Профессор А.Ослунд (Фонд Карнеги за международный мир), ставший одним из соавторов и защитников программы радикальных реформ, придерживается точки зрения, что, учитывая демократизацию государства, ликвидацию государственной собственности и бюрократической координации, распределение ресурсов на основе рыночных принципов, монетизацию экономики и ужесточение бюджетных ограничений, российская экономика уже стала рыночной. Однако в этом вопросе мнения экономистов коренным образом расходятся. Те аргументы и критерии, которые используются одними экономистами для доказательства успешности реформы, другими рассматриваются либо как по меньшей мере спорные, либо как не являющиеся доказательством существования рыночной экономики. Большинство придерживается точки зрения о явной прежде- временности подобного вывода, доказывая это с помощью различных аргументов, прежде всего анализа сущности рыночной экономики. Сам А.Ослунд, возвращаясь в работе, опубликованной в 1999 г., к этому вопросу, вынужден признать, что основными пунктами повестки дня были дерегулирование, стабилизация и приватизация, но окончательные выводы относительно этого содержания реформ сделать невозможно, поскольку слишком мало было фактически проведено в жизнь. По мнению Р.Эриксона, А.Ослунд показал лишь то, что командная экономика действительно разрушена, но это вовсе не означает, что структура и функционирование российской экономики соответствуют рыночной системе.

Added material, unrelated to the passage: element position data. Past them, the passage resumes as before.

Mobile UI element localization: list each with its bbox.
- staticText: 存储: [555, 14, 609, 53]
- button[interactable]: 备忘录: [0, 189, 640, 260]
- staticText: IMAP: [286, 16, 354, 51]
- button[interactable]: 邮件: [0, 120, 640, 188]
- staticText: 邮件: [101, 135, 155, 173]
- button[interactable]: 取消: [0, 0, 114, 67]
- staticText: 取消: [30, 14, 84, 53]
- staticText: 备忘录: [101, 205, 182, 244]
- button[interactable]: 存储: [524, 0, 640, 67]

“Шоковая терапия” открыла путь иным способам регулирования макроэкономических процессов, отличным от бюрократической координации, но вовсе не обязательно рыночным. Разрыв с прошлым еще не означает, что распределение ресурсов осуществляется по рыночным законам и ценам, стабилизация денежной системы не ликвидировала краткосрочных спекуляций и утечку капиталов и не стимулировала инвестиции, рынки капиталов не сложились и не способны привлекать инвесторов, дисциплинировать менеджеров, финансировать домашние хозяйства и обеспечивать формирование новых предприятий и т.д.
Главный аргумент в пользу таких оценок – отсутствие конкуренции. “Ни либерализация экономики, ни стабилизация, ни приватизация... не смогли привести Россию к рыночной экономике”, – отмечает профессор Университета Пьера Мендес-Франса (Гренобль, Франция) И.Самсон. Он доказывает это, проводя различие между монетарной экономикой и рыночной экономикой, сводя, однако, это различие в конечном счете опять-таки к конкуренции. “Если “капитализм” характеризуется господством рентных отношений, отсутствием конкуренции и взаимовлиянием власти и экономики, что тогда остается от рыночной экономики?”, – спрашивает И.Самсон.[1]